A nova série de antologia de anime da Disney+, Star Wars: Visions, é uma divergência emocionante para os fãs de longa data da franquia. Os nove curtas de anime da primeira temporada, produzidos por alguns dos estúdios de animação mais inovadores e criativos do Japão, variam amplamente em tom e estilo. Eles são definidos em toda a linha do tempo de Star Wars, tendo abordagens radicalmente diferentes para a guerra sem fim entre guerreiros que acessam a Força, seja do Lado da Luz ou do Lado Negro. No processo de contar essas pequenas histórias dispersas, os curtas Visions escapam da necessidade de seguir obsessivamente a linha Skywalker e seu impacto na galáxia. Mas, estranhamente, Visions ainda ecoa uma das grandes e consistentes falhas da série de filmes: é quase exclusivamente preocupado com protagonistas humanos e histórias humanas.

A diversificada galáxia da franquia Star Wars é uma das coisas que faz suas histórias se destacarem. George Lucas obcecado com a aparência da cantina lotada em Star Wars: Episódio IV – Uma Nova Esperança, de 1977, repleto de estranhezas misteriosas e desumanas, e os criadores de Star Wars desde então aceitaram o desafio, desenvolvendo e retratando novas espécies e novos mundos. O cânone de Star Wars diz que o cenário apresenta mais de 20 milhões de espécies sencientes, e os filmes consistentemente lembram os espectadores dessa diversidade, enchendo virtualmente cada cena de multidão com rostos alienígenas. Mas, repetidamente, os filmes voltaram aos protagonistas humanos, deixando de lado todas as espécies alienígenas como ajudantes ou detalhes de fundo.

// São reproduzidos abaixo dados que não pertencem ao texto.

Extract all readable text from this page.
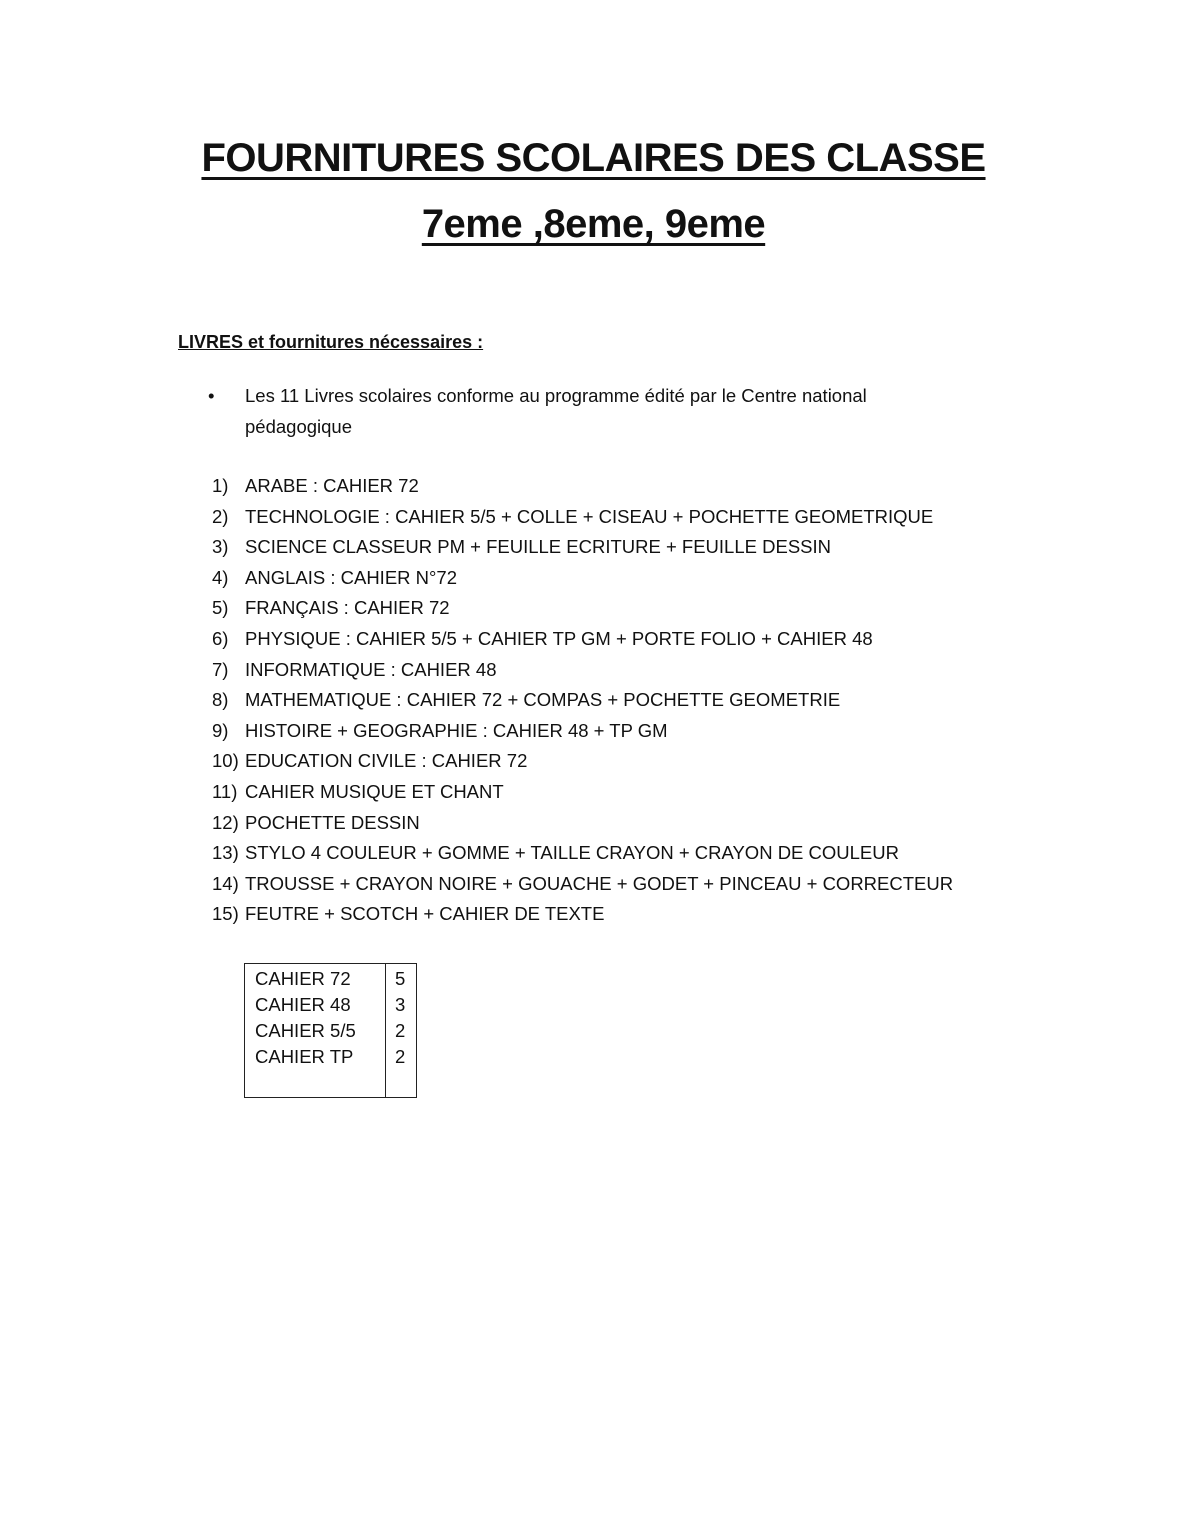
FOURNITURES SCOLAIRES DES CLASSE
7eme ,8eme, 9eme

LIVRES et fournitures nécessaires :

•	Les 11 Livres scolaires conforme au programme édité par le Centre national pédagogique
1) ARABE : CAHIER 72
2) TECHNOLOGIE : CAHIER 5/5 + COLLE + CISEAU + POCHETTE GEOMETRIQUE
3) SCIENCE CLASSEUR PM + FEUILLE ECRITURE + FEUILLE DESSIN
4) ANGLAIS : CAHIER N°72
5) FRANÇAIS : CAHIER 72
6) PHYSIQUE : CAHIER 5/5 + CAHIER TP GM + PORTE FOLIO + CAHIER 48
7) INFORMATIQUE : CAHIER 48
8) MATHEMATIQUE : CAHIER 72 + COMPAS + POCHETTE GEOMETRIE
9) HISTOIRE + GEOGRAPHIE : CAHIER 48 + TP GM
10) EDUCATION CIVILE : CAHIER 72
11) CAHIER MUSIQUE ET CHANT
12) POCHETTE DESSIN
13) STYLO 4 COULEUR + GOMME + TAILLE CRAYON + CRAYON DE COULEUR
14) TROUSSE + CRAYON NOIRE + GOUACHE + GODET + PINCEAU + CORRECTEUR
15) FEUTRE + SCOTCH + CAHIER DE TEXTE
CAHIER 72 5
CAHIER 48 3
CAHIER 5/5 2
CAHIER TP 2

Em 1977, quando Uma Nova Esperança foi lançado, essa decisão fazia sentido em um nível puramente prático: refletia as limitações de efeitos especiais convincentes e do orçamento de George Lucas. Muitos dos alienígenas da cantina de Lucas pareciam criaturas críveis na luz certa – mas ajudou o fato de que eles mal falaram ou se moveram. Personagens não humanos que tiveram mais tempo na tela, como Chewbacca, Greedo ou R2-D2, não falavam inglês – um detalhe que fez a galáxia parecer mais real e habitada, mas também salvou os titereiros e operadores de se preocupar sobre a sincronização labial convincente durante as cenas de diálogo.

Imagem: LucasFilm

Orçamentos maiores apagaram esse problema, permitindo que Lucas colocasse mais dinheiro em fantoches mais sofisticados, o que abriu espaço para papéis maiores para alienígenas incrivelmente desumanos como Yoda e Almirante Ackbar. Eles, por sua vez, prepararam o cenário para Maz Kanata e Baby Yoda, de The Mandalorian. E com o avanço dos efeitos digitais, personagens dependentes de CG como Jar Jar Binks e Watto se tornaram muito mais comuns. Mas enquanto os personagens não humanos dos filmes se tornaram mais elaborados e convincentes, todos eles ainda desempenhavam papéis de fundo em histórias centradas em humanos, quer o palco fosse dominado por Luke, Leia e Han Solo; Obi-Wan, Anakin e Padmé Amidala; ou Kylo Ren, Rey, Finn e Poe Dameron.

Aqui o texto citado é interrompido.